Functional gene abundances (nahAc, alkB, xylE) in the assessment of the efficacy of bioremediation.

In this study, we compared the mineralization rates of three selected (14)C-labeled hydrocarbon compounds, octacosane, toluene, and naphthalene, with the presence of the corresponding functional genes (alkB, xylE, nahAc) in a large number of soil samples representing different types of soil and petroleum hydrocarbon contamination. Functional genes were enumerated by the replicate limited dilution (RLD) polymerase chain reaction (PCR) technique. RLD-PCR was further compared to real-time PCR measurements for nahAc and xylE for some samples. At a heating oil-contaminated site, octacosane mineralization rates were higher (on average 0.0015 day(-1)) when compared to aerobic naphthalene and toluene mineralization (on average 0.00003 and 0.0007 day(-1)). The corresponding gene abundances measured by RLD-PCR were on average 0.95, 0.3, and 0.13 x 10(3) gene copies g(-1) soil for alkB, nahAc, and xylE, respectively. At a site contaminated with gasoline, the situation was the opposite: Toluene mineralization was the highest (on average 0.0031 day(-1)), and only xylE genes could be detected (on average 0.13 x 10(3) gene copies g(-1) soil by RLD-PCR).
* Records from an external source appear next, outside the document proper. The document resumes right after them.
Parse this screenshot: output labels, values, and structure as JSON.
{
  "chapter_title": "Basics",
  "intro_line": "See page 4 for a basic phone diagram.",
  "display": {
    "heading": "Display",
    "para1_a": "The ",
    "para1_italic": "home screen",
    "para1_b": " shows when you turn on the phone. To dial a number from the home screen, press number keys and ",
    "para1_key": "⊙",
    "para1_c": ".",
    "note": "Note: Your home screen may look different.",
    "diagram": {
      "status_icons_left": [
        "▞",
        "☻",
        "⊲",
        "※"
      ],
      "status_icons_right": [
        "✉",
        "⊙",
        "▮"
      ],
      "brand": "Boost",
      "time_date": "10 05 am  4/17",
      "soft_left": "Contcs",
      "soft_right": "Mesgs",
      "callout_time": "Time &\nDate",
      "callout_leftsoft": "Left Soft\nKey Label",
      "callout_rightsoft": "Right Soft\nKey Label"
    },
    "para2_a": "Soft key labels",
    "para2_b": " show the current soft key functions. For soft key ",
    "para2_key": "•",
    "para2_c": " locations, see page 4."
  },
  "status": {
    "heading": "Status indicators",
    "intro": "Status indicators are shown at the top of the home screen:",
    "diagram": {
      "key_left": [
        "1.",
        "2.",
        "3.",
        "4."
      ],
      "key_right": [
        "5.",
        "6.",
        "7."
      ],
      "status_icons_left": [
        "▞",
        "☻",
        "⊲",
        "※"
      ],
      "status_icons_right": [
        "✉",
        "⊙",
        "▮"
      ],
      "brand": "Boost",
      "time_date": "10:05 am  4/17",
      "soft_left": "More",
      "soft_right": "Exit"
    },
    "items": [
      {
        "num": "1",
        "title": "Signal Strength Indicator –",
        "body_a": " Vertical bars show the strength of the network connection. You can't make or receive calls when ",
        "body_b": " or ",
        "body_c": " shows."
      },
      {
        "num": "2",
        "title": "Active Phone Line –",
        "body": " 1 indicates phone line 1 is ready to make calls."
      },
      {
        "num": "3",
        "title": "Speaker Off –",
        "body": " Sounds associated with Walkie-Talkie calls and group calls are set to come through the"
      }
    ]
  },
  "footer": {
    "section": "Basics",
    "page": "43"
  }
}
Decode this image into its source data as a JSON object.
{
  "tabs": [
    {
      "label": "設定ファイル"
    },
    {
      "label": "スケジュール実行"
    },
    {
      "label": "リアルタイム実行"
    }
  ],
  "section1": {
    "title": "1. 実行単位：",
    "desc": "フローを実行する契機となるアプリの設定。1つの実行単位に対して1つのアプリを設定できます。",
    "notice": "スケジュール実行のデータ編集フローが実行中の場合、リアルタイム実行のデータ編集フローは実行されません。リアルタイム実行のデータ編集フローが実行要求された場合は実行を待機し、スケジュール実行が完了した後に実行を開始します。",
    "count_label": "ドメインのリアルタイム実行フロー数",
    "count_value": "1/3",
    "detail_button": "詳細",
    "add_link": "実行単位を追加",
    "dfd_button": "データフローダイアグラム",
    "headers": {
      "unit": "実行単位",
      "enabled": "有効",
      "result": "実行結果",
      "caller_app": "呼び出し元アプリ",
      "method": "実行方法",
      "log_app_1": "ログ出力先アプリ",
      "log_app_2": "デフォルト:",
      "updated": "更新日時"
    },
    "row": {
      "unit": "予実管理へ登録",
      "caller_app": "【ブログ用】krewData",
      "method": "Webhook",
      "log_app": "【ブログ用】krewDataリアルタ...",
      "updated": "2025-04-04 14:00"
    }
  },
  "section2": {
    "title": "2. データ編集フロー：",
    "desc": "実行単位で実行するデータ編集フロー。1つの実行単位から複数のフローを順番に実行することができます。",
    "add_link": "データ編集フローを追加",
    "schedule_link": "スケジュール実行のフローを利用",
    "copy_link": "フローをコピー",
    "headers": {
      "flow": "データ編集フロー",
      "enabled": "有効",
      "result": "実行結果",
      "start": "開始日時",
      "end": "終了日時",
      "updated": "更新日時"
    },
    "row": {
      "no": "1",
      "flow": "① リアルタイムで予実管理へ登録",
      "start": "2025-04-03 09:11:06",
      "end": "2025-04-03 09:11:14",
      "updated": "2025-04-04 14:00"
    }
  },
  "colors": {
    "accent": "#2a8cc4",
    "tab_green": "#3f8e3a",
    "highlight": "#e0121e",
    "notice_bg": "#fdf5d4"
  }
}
XylE and nahAc gene abundances were correlated with the (14)C-toluene and naphthalene mineralization activities, respectively, in samples from aerobic layers. AlkB gene abundances were not correlated with the octacosane mineralization. Real-time PCR was a more sensitive method than RLD-PCR by a factor of 1,200 for nahAc and 300 for xylE. In conclusion, functional gene abundances seemed to reflect the type of the contamination. With optimized assays, the gene abundances can be used to assess bioremediation efficacy.